[PATCH 2/3] MTD: bitflip_threshold added to mtd_info and sysfs

Ivan Djelic ivan.djelic at parrot.com
Fri Mar 16 12:31:11 EDT 2012

On Thu, Mar 15, 2012 at 05:25:52PM +0000, Mike Dunn wrote:
> +
> +What:		/sys/class/mtd/mtdX/bitflip_threshold
> +Date:		March 2012
> +KernelVersion:	3.3.1
> +Contact:	linux-mtd at lists.infradead.org
> +Description:
> +		This allows the user to examine and adjust the criteria by which
> +		mtd returns -EUCLEAN from mtd_read() and mtd_read_oob().  If the
> +		maximum number of bit errors that were corrected on any single
> +		writesize region (as reported by the driver) equals or exceeds
> +		this value, -EUCLEAN is returned.  Otherwise, absent an error, 0
> +		is returned.  Higher layers (e.g., UBI) use this return code as
> +		an indication that an erase block may be degrading and should be
> +		scrutinized as a candidate for being marked as bad.
> +
> +		The initial value may be specified by the flash device driver.
> +		If not, then the default value is ecc_strength.  Users who wish
> +		to be more paranoid about data integrity can lower the value.
> +		If the value exceeds ecc_strength, -EUCLEAN is never returned by
> +		the read functions.

Hmmm. I don't think it's a good idea to say "Users who wish to be more paranoid
about data integrity can lower the value"; because this is not exactly true.

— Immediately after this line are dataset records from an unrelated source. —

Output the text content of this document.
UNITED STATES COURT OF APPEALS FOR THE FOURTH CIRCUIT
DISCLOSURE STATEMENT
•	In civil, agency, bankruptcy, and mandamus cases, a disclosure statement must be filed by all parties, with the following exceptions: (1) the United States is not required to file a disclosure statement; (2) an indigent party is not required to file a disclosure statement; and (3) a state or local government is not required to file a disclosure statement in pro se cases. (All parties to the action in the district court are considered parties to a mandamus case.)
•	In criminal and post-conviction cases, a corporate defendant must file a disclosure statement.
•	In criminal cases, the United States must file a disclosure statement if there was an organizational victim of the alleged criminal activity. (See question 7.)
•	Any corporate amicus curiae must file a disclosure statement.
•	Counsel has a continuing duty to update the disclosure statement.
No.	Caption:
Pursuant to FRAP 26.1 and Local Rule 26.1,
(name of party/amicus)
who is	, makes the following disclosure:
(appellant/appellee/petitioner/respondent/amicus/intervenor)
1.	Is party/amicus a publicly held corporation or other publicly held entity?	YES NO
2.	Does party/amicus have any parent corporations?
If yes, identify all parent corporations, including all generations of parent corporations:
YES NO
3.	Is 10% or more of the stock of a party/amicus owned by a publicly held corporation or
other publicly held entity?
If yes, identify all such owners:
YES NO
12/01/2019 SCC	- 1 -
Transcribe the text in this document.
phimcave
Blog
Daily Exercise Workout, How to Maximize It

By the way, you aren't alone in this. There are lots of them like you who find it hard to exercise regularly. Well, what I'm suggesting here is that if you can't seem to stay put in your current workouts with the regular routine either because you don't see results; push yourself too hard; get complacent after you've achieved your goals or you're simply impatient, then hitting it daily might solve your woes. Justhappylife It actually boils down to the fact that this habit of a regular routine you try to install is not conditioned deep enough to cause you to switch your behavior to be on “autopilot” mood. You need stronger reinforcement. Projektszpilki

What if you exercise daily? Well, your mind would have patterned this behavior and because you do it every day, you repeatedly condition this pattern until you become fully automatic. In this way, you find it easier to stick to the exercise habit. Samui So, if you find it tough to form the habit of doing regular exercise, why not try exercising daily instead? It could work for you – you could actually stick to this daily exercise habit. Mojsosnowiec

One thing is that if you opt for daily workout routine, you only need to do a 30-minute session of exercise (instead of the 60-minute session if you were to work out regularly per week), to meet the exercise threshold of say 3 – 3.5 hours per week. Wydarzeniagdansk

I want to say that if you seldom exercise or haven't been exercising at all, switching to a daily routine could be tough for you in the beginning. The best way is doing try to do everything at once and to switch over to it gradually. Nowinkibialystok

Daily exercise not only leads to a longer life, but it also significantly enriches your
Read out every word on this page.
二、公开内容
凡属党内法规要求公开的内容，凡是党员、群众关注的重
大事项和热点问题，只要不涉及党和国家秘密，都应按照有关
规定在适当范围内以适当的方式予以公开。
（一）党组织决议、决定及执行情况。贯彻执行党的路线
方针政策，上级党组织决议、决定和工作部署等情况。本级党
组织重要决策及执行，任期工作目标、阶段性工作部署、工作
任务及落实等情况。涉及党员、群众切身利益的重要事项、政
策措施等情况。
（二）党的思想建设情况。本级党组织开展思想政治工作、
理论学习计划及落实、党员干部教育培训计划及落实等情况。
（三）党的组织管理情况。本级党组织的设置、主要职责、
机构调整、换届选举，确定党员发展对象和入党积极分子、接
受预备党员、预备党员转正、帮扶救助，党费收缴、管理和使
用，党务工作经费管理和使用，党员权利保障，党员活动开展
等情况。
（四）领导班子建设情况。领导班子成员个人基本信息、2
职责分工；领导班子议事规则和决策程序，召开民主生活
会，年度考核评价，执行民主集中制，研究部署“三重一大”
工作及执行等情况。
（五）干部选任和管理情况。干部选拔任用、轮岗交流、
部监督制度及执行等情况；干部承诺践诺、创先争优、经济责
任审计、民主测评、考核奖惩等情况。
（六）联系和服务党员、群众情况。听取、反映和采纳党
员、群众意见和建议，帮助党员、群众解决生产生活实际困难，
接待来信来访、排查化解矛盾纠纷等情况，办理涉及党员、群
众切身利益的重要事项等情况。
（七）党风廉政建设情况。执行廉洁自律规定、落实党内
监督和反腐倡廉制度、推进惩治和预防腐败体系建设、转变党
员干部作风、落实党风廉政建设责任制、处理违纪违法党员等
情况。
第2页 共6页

Lowering the value is very dangerous, and can have devastating effects: on NAND
devices where sticky bitflips appear (we have plenty of those devices), a low
threshold (say 1) triggers block torture by UBI, then bad block retirement,
quickly reducing the number of valid blocks; the other "sane" blocks
with intermittent bitflips keep being scrubbed, thrashing the whole device.
Even worse: if enough bad blocks appear, UBI runs out of replacement blocks
and stops working.

IMHO the value of 'bitflip_threshold' should be carefully chosen:

- low enough to ensure ecc correction has a safety margin and manufacturer
  requirements are met
- high enough to avoid the effects described above

In some cases, controlling bitflip_threshold can be interesting for other
reasons; for instance, on a specific board, I have used a NAND device
requiring 4-bit ecc, but I implemented 8-bit protection through hardware BCH for
extra safety (and future 8-bit NAND upgrades).
In that particular setup, I would set bitflip_threshold to 3 or 4 instead of the
value derived from the ecc strength (8).

So in practice, setting bitflip_threshold is tricky and requires a good
knowledge of the NAND (or Doc/whatever) device your are using, and of how mtd/UBI
will use the threshold.
I suggest we warn about the dangers and discourage people from messing with this
knob unless they know what they are doing.